The planet today is undergoing disruptive climate change. As one study found, after nearly a millennium of a slow but steady cooling trend, the twentieth century has seen a dramatic upsurge in average global temperatures. For some years, farmers have experienced measurably longer growing seasons in the Northern Hemisphere. These changes–which now seem indisputably to result from human activity–will have vastly altered precipitation patterns around the world. In addition to simple changes in the total availability of water, climate disruption will bring more extreme events–droughts and floods–at more frequent intervals. Those changes in turn will have drastic effects on innumerable aspects of the lives of humans and other living things. Water, in short, is the most critical resource affected by climate disruption. Without water, we have no food, we have no health, and we have no life.
The challenge to water management institutions will also be a challenge to water law regimes that create and regulate these institutions.
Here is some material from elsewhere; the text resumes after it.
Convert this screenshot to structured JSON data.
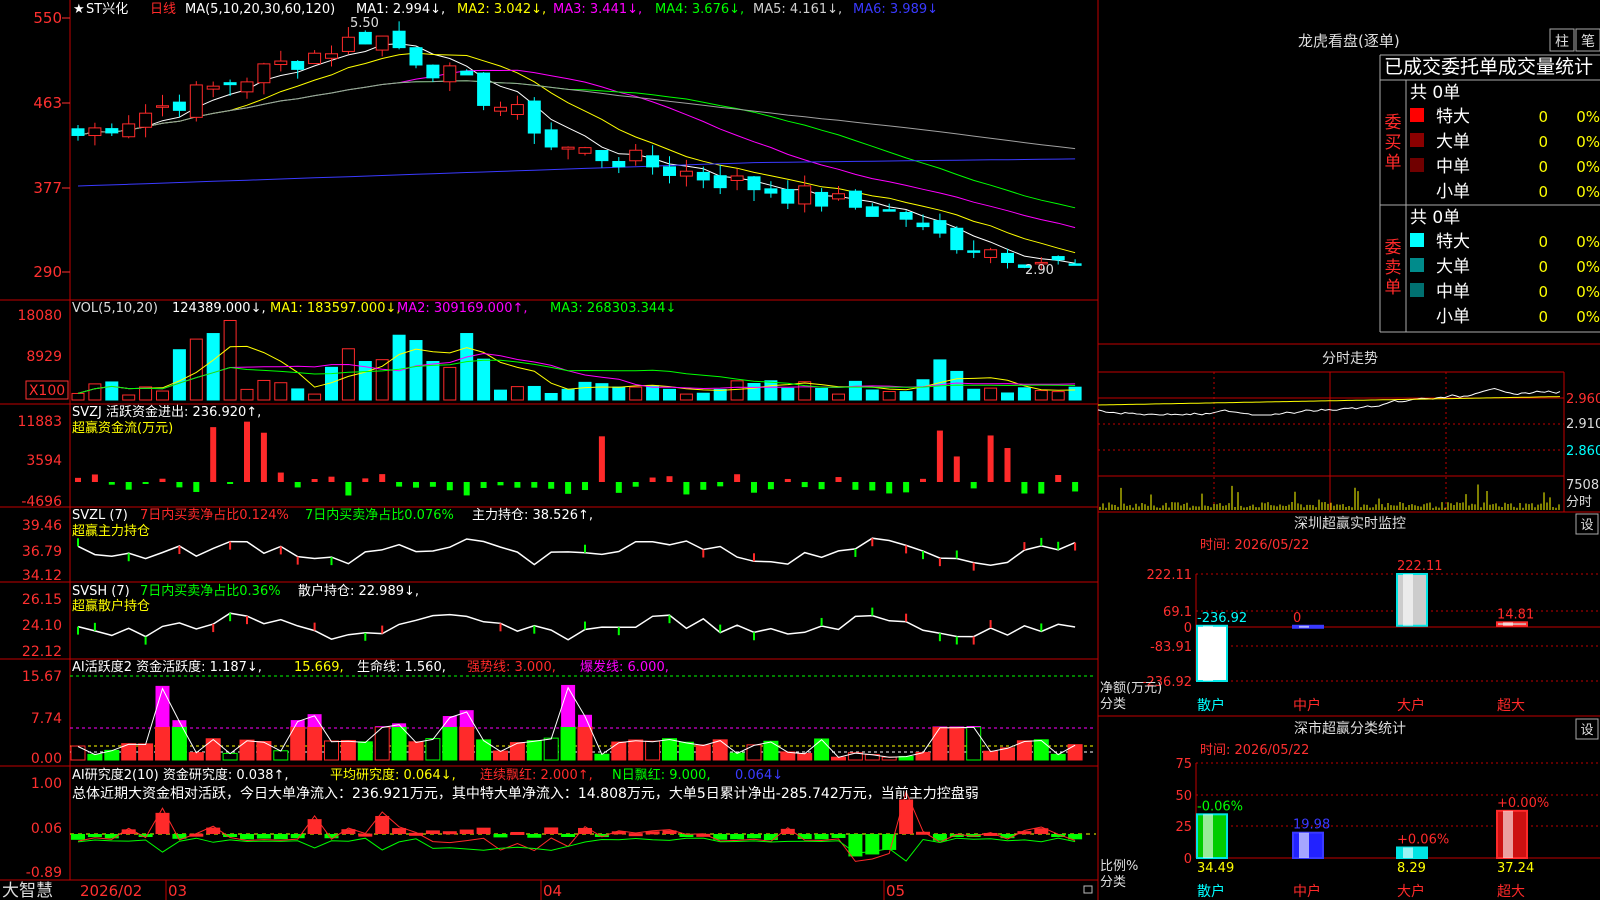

The stresses produced by these challenges are occurring in a world still dominated by the “Washington Consensus.” That phrase refers to a view that markets are a superior way of managing resources and the economy, and that markets should be used both to allocate resources and to distribute wealth within society. The pressure for reliance on markets as the primary tool for responding to the growing water crisis has produced intense controversy internationally and within the United States. This controversy at the least raises serious questions about the utility of the Washington Consensus as a tool for resolving the growing global water crisis.
In this Article, I address how national or local water law regimes should respond to the pressures. In Part II of this Article, I briefly survey the likely effects of the climate disruption on water availability. In Part III, I consider the Washington Consensus and whether that Consensus provides an appropriate response to the growing water crisis rooted in climate disruption as well as the other stresses on water resources. In Part IV, I consider the alternatives to the Washington Consensus. In Part V, I suggest certain overall conclusions.